Leaders: Lawrence M. Pfeffer, PhD, director, Center for Cancer Research, Muirhead Professor and vice-chair, Department of Pathology; Furhan Yunus, MD, chief medical officer, UT Cancer Institute, and interim chief, Division of Hematology and Oncology; and Guy Reed, MD, Diggs Alumni Professor and chair of the Department of Medicine

Vision: To develop a premier, patient-centered cancer center that provides integrated, cutting-edge care, and to foster research to improve cancer treatment and prevention.

Founded: CCR – 2005; Dr. Pfeffer was charged to bring together well-funded investigators from the various colleges with a general interest in cancer research to discuss being housed in the Cancer Research Building, which opened in 2007

UTCI – 2001; Partnership organized to develop a clinical infrastructure and a critical mass of clinical faculty to establish a regional comprehensive clinical cancer center.
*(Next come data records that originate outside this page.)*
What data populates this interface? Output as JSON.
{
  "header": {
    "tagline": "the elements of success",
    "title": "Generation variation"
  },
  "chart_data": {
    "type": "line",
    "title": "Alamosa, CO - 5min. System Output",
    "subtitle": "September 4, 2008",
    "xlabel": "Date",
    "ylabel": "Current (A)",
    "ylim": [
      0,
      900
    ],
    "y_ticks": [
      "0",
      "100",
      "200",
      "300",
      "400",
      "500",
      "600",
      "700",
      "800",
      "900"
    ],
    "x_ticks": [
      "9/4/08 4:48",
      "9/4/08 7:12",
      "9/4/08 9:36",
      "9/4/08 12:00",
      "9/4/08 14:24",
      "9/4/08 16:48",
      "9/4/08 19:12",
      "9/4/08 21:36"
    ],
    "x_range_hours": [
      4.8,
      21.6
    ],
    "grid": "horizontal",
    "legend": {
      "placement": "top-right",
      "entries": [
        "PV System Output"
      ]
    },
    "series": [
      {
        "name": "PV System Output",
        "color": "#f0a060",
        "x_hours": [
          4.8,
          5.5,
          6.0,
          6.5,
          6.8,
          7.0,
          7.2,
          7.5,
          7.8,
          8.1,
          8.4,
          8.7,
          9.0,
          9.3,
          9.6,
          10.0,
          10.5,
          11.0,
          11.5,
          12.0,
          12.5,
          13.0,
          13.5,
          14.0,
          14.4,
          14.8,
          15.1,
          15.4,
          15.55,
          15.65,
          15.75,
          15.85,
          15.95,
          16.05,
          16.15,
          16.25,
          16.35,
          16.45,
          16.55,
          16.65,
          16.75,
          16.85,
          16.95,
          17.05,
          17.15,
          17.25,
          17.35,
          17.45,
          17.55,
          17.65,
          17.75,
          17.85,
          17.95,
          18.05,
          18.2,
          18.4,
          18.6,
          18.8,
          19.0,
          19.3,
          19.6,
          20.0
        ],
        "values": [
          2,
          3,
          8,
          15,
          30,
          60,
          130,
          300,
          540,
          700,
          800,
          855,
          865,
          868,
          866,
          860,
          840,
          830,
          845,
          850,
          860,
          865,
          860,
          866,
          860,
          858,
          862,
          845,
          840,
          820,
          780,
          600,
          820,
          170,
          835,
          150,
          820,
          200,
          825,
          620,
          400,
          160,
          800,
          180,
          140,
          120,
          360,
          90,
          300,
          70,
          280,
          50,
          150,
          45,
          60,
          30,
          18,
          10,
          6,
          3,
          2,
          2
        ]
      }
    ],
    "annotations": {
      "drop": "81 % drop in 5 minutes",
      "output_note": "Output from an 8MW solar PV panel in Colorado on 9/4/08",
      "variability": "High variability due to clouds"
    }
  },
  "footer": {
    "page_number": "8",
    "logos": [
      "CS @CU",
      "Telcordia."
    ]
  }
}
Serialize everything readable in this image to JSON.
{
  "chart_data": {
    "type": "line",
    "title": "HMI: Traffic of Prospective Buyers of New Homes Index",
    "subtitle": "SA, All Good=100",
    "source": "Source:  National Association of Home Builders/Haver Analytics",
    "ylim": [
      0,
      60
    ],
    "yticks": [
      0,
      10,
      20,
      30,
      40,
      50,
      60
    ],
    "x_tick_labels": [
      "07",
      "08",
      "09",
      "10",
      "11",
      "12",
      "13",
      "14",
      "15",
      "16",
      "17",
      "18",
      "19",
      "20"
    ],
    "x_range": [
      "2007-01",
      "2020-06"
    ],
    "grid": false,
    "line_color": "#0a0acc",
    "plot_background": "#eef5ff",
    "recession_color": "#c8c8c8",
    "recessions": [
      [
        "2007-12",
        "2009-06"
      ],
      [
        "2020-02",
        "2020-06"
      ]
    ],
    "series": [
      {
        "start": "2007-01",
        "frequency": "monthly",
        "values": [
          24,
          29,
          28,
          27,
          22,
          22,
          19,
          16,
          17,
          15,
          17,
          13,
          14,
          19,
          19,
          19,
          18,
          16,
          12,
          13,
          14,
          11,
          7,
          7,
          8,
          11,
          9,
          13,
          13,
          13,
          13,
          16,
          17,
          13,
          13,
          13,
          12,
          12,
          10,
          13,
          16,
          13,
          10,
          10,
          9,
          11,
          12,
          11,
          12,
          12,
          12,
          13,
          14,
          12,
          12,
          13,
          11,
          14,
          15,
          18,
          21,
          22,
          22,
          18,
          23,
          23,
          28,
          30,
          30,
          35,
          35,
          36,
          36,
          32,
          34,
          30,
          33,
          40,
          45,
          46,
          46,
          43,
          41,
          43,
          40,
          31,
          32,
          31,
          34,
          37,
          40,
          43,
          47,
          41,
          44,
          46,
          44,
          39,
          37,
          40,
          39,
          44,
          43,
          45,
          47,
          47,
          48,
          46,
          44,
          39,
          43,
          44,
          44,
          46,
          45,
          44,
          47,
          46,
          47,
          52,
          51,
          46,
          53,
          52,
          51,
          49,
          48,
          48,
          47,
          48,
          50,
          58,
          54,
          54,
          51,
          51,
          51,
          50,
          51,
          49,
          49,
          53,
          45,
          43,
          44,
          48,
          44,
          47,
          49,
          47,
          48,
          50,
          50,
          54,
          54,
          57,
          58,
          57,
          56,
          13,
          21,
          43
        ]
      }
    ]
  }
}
Current Teams: CCR –15 principal investigators from medicine, dentistry and pharmacy, and some 50 other scientists

UTCI – Nearly 200 employees in 10 locations throughout Tennessee, Arkansas and Mississippi

Core Strength: CCR – “Our multidisciplinary research approach and a general openness to share resources, expertise and knowledge with others. This general philosophy of group science fits well with the modular concept of the building that has [32] laboratories without walls, which breaks down the barriers between investigators.” – Dr. Pfeffer

UTCI – Sees 60,000 patients per year with 3,000 being new. Has six multidisciplinary teams [malignant hematology, thoracic, breast, gentourinary, head and neck, and gastrointestinal oncology], providing clinical cancer care while conducting disease-specific cancer research. Conducts 40 open cancer clinical trials at any given time and trains 12 fellows annually to excel in research and patient care.

In conjunction with St. Jude Children’s Research Hospital, UTCI is a member of the National Comprehensive Cancer Network (NCCN), a not-for-profit alliance of 21 of the world’s leading cancer centers. NCCN develops clinical practice guides for the treatment of cancer; its guidelines are the world’s standard for providing cancer care.

FUTURE Plans: CCR – Recently formed specific working groups in skin, oral, brain, breast and urological cancer, as well as in experimental therapeutics to facilitate establishment of a successful cancer center. The short-term goal of these groups is to encourage interactions between basic and clinical investigators in order to enhance translational research. Some of the drugs and molecular diagnostic and prognostic tests that are presently in the laboratory stage may be brought into the clinical setting.

UTCI – Short-term goal is to develop a regional comprehensive cancer institute. Obtaining National Cancer Institute (NCI) designation as a comprehensive cancer center remains the long-term goal.